KPK, Kejaksaan, Kepolisian, Pengadilan serta lembaga terkait mempunyai peran masing-masing dalam sistem penegakan hukum.
LBH ETH mendorong agar seluruh lembaga tersebut bekerja berdasarkan prinsip:
**profesionalitas, independensi, transparansi, akuntabilitas dan penghormatan terhadap hak asasi manusia.**
Tidak boleh terjadi persaingan kewenangan yang justru memperlambat pemulihan aset negara.
Sebaliknya, masyarakat juga harus mendapatkan kepastian bahwa kewenangan besar tidak digunakan secara sewenang-wenang.
—
# **Okky A.J. SH.MH: Hukum Harus Membela Kepentingan Rakyat**
Ketua Umum LBH Elang Tiga Hambalang **Okky A.J. SH.MH** melalui sikap kelembagaan LBH ETH menilai pemberantasan korupsi harus mempunyai orientasi akhir pada kepentingan rakyat.

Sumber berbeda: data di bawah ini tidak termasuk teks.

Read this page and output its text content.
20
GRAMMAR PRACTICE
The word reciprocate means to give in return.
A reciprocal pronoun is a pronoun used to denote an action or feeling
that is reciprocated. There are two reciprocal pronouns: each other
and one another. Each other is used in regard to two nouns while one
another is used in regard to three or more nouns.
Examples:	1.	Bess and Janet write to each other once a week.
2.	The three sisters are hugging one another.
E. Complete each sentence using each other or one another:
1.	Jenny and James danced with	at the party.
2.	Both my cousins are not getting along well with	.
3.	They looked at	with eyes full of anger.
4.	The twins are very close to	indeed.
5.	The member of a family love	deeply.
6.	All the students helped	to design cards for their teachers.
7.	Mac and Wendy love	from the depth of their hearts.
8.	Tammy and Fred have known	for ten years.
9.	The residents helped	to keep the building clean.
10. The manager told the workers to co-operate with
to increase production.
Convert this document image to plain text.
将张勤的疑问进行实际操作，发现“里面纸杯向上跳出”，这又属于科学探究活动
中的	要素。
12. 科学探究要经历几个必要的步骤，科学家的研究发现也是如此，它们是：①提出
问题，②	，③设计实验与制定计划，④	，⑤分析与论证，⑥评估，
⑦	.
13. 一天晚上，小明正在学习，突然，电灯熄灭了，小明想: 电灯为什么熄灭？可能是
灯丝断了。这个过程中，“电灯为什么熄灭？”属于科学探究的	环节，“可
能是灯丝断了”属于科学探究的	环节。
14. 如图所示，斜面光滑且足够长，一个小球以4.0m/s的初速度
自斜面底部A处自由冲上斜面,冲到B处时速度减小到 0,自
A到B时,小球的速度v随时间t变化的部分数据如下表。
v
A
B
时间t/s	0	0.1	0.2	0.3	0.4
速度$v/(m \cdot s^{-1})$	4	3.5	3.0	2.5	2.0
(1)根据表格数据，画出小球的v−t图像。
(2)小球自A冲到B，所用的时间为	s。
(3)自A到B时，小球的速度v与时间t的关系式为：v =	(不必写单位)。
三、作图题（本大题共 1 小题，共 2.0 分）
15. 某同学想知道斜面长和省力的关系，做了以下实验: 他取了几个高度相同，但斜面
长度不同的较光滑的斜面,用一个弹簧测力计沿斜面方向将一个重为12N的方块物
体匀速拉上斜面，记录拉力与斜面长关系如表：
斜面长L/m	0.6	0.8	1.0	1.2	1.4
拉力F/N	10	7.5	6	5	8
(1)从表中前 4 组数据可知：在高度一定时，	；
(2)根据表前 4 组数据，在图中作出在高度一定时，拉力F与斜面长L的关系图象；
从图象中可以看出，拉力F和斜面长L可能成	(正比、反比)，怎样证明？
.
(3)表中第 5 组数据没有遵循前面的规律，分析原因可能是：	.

Korupsi mengambil uang atau sumber daya yang seharusnya dapat digunakan untuk kepentingan publik.
Karena itu, ketika aset hasil tindak pidana berhasil dipulihkan, manfaatnya harus kembali kepada masyarakat.
Namun, proses tersebut harus tetap dilakukan dengan standar pembuktian dan prosedur hukum yang dapat dipertanggungjawabkan.
**Ketegasan bukan berarti kesewenang-wenangan. Keadilan bukan berarti membiarkan pelaku kejahatan menikmati hasil kejahatannya.**
Dua prinsip tersebut harus berjalan bersamaan.
—
# **Dari Hambalang, LBH ETH Serukan Pengesahan dengan Pengawasan Ketat**
Dari **Hambalang, Kabupaten Bogor, Jawa Barat**, LBH Elang Tiga Hambalang mengajak masyarakat ikut mengawal proses pembahasan RUU Perampasan Aset.
LBH ETH mendukung upaya memperkuat negara dalam mengejar hasil tindak pidana.
Namun, regulasi yang lahir harus mempunyai pagar hukum yang kuat agar tidak menjadi instrumen yang dapat merugikan masyarakat yang tidak bersalah.
**Negara harus kuat menghadapi koruptor, tetapi juga harus kuat melindungi rakyat yang taat hukum.**
LBH ETH berharap pembahasan RUU Perampasan Aset menghasilkan regulasi yang mampu:
**MENGECEK HASIL KEJAHATAN, MEMULIHKAN KERUGIAN NEGARA, MELINDUNGI HAK MASYARAKAT, DAN MENUTUP CELAH IMPUNITAS.**
Sebab pemberantasan korupsi yang sesungguhnya bukan hanya membuat pelaku mempertanggungjawabkan perbuatannya.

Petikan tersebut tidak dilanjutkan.